Essentiellement, vos relations de travail avec le Service canadien du renseignement de sécurité (SCRS) se sont déroulées dans le cadre du Programme des inspecteurs auxiliaires du service postal. En janvier 1999, vous avez choisi de votre plein gré de cesser de travailler en cette qualité. Le Service n'est pas tenu de vous verser une rémunération supplémentaire pour tout travail que vous avez effectué en tant qu'employé de Postes Canada et il ne vous en versera aucune.

Je reconnais que vous avez aidé le Service d'autres manières à l'occasion et nous tenons à vous exprimer notre gratitude. Vous avez alors été payé directement par le SCRS qui vous a versé une rétribution proportionnelle à la nature de l'aide fournie. Toutefois, le Service n'a plus aucune autre obligation envers vous à cet égard.

Compte tenu du fait que vous avez êtes retrouvé sans travail durant un certain temps, le Service vous a offert une aide financière de 6 000 $ pour vous aider à passer cette période de transition. Cette offre ne se voulait pas une reconnaissance de ce que vous appelez votre engagement de longue durée envers les programmes du Service.
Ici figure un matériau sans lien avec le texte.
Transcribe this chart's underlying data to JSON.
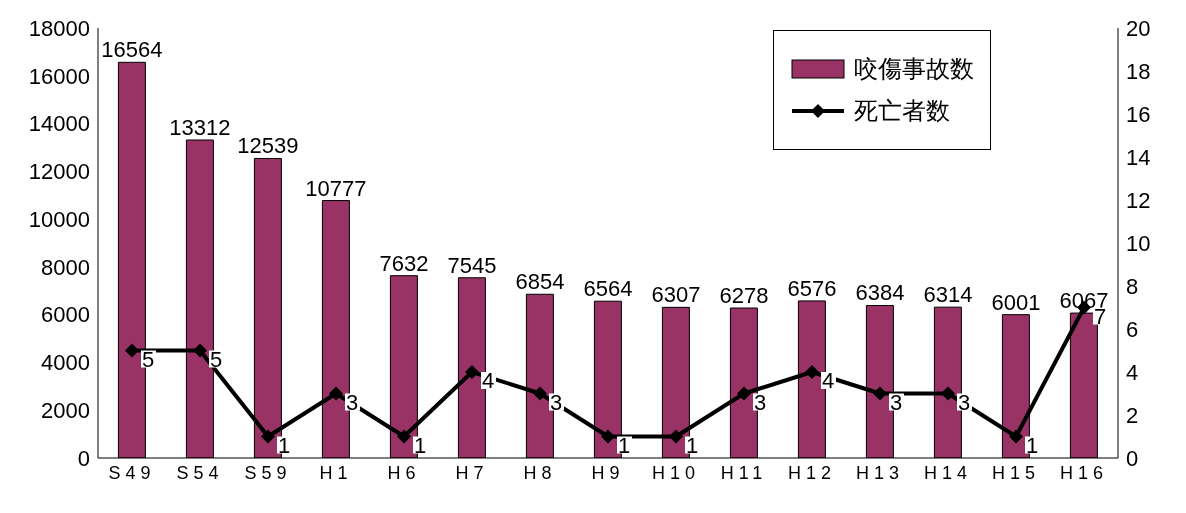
{
  "chart_data": {
    "type": "bar",
    "categories": [
      "S49",
      "S54",
      "S59",
      "H1",
      "H6",
      "H7",
      "H8",
      "H9",
      "H10",
      "H11",
      "H12",
      "H13",
      "H14",
      "H15",
      "H16"
    ],
    "series": [
      {
        "name": "咬傷事故数",
        "type": "bar",
        "color": "#993366",
        "values": [
          16564,
          13312,
          12539,
          10777,
          7632,
          7545,
          6854,
          6564,
          6307,
          6278,
          6576,
          6384,
          6314,
          6001,
          6067
        ]
      },
      {
        "name": "死亡者数",
        "type": "line",
        "axis": "y2",
        "color": "#000000",
        "values": [
          5,
          5,
          1,
          3,
          1,
          4,
          3,
          1,
          1,
          3,
          4,
          3,
          3,
          1,
          7
        ]
      }
    ],
    "ylim": [
      0,
      18000
    ],
    "yticks": [
      0,
      2000,
      4000,
      6000,
      8000,
      10000,
      12000,
      14000,
      16000,
      18000
    ],
    "y2lim": [
      0,
      20
    ],
    "y2ticks": [
      0,
      2,
      4,
      6,
      8,
      10,
      12,
      14,
      16,
      18,
      20
    ],
    "data_labels": true,
    "legend": "top right",
    "marker": "diamond",
    "line_style": "solid",
    "grid": false
  }
}
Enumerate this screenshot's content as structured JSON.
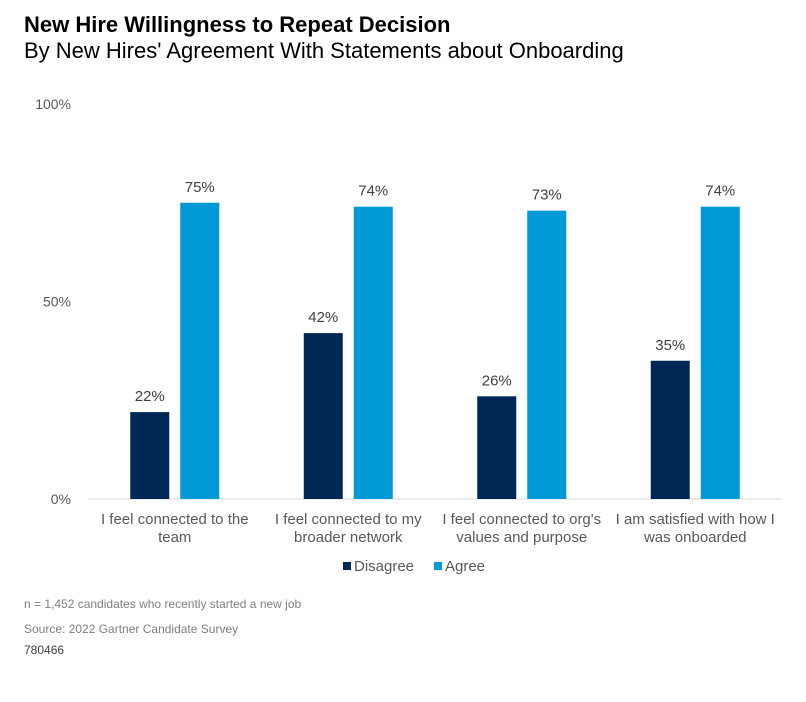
{
  "title": "New Hire Willingness to Repeat Decision",
  "subtitle": "By New Hires' Agreement With Statements about Onboarding",
  "colors": {
    "disagree": "#002856",
    "agree": "#009ad9",
    "axis_text": "#595959",
    "label_text": "#404040"
  },
  "chart_data": {
    "type": "bar",
    "categories": [
      [
        "I feel connected to the",
        "team"
      ],
      [
        "I feel connected to my",
        "broader network"
      ],
      [
        "I feel connected to org's",
        "values and purpose"
      ],
      [
        "I am satisfied with how I",
        "was onboarded"
      ]
    ],
    "series": [
      {
        "name": "Disagree",
        "values": [
          22,
          42,
          26,
          35
        ]
      },
      {
        "name": "Agree",
        "values": [
          75,
          74,
          73,
          74
        ]
      }
    ],
    "data_labels": [
      [
        "22%",
        "42%",
        "26%",
        "35%"
      ],
      [
        "75%",
        "74%",
        "73%",
        "74%"
      ]
    ],
    "yticks": [
      "0%",
      "50%",
      "100%"
    ],
    "ylim": [
      0,
      100
    ],
    "legend_position": "bottom",
    "grid": false
  },
  "footnote": "n = 1,452 candidates who recently started a new job",
  "source": "Source: 2022 Gartner Candidate Survey",
  "code": "780466"
}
Elle se voulait plutôt un geste humanitaire visant à vous aider à remplir les obligations financières que vous avez contractées alors que vous étiez sans travail. Or, vous avez refusé cette offre.

[15]                         Dans ses observations écrites, l'avocat de la défenderesse reconnaît que M. Farrell a fourni ses services à des tiers en tant qu'entrepreneur indépendant et non en tant qu'employé du SCRS. Même si les tiers en question agissaient comme substituts du SCRS, ce qui est nié, le statut juridique du demandeur ne pouvait être différent de celui qu'il avait face aux tiers en question. En tant qu'entrepreneur indépendant, il n'était pas un employé du SCRS.


[16]            Dans sa déclaration et dans l'affidavit qu'il a déposé en réponse à la requête en jugement sommaire, le demandeur n'allègue pas de faits qui permettraient d'établir qu'il a suivi la procédure prescrite par le directeur du SCRS en matière d'embauche. Il n'a soumis aucun élément de preuve qui permettrait de penser qu'une offre d'emploi a été autorisée par le directeur ou son délégué et il n'a fait allusion à aucune offre d'emploi écrite.

[17]            Si les faits articulés par M. Farrell étaient établis, ils démontreraient qu'un fonctionnaire du SCRS, qui n'était ni le directeur, ni le directeur général des Services du personnel et qui prétendait agir au nom du SCRS, lui a offert un emploi au SCRS, a

pris des dispositions pour qu'il soit rémunéré pour ses services et a supervisé son travail pendant huit ans. Ils n'établiraient pas qu'il était un employé de Sa Majesté qui travaillait au SCRS.

[18]            Ainsi, les faits articulés n'établissent pas le fondement juridique de sa demande de réparation, en l'occurrence le fait qu'il était un employé du SCRS. Le jugement déclaratoire et les dommages-intérêts qu'il réclame pour l'indemniser de son présumé congédiement injuste ne peuvent tout simplement pas lui être accordés à moins qu'il précise dans sa déclaration les modalités de son travail au SCRS, en conformité avec la procédure prescrite, et qu'il soit en mesure d'en faire la preuve au procès. Or, il n'a pas allégué en l'espèce le fondement de ces conclusions et il n'existe pas de véritable question litigieuse.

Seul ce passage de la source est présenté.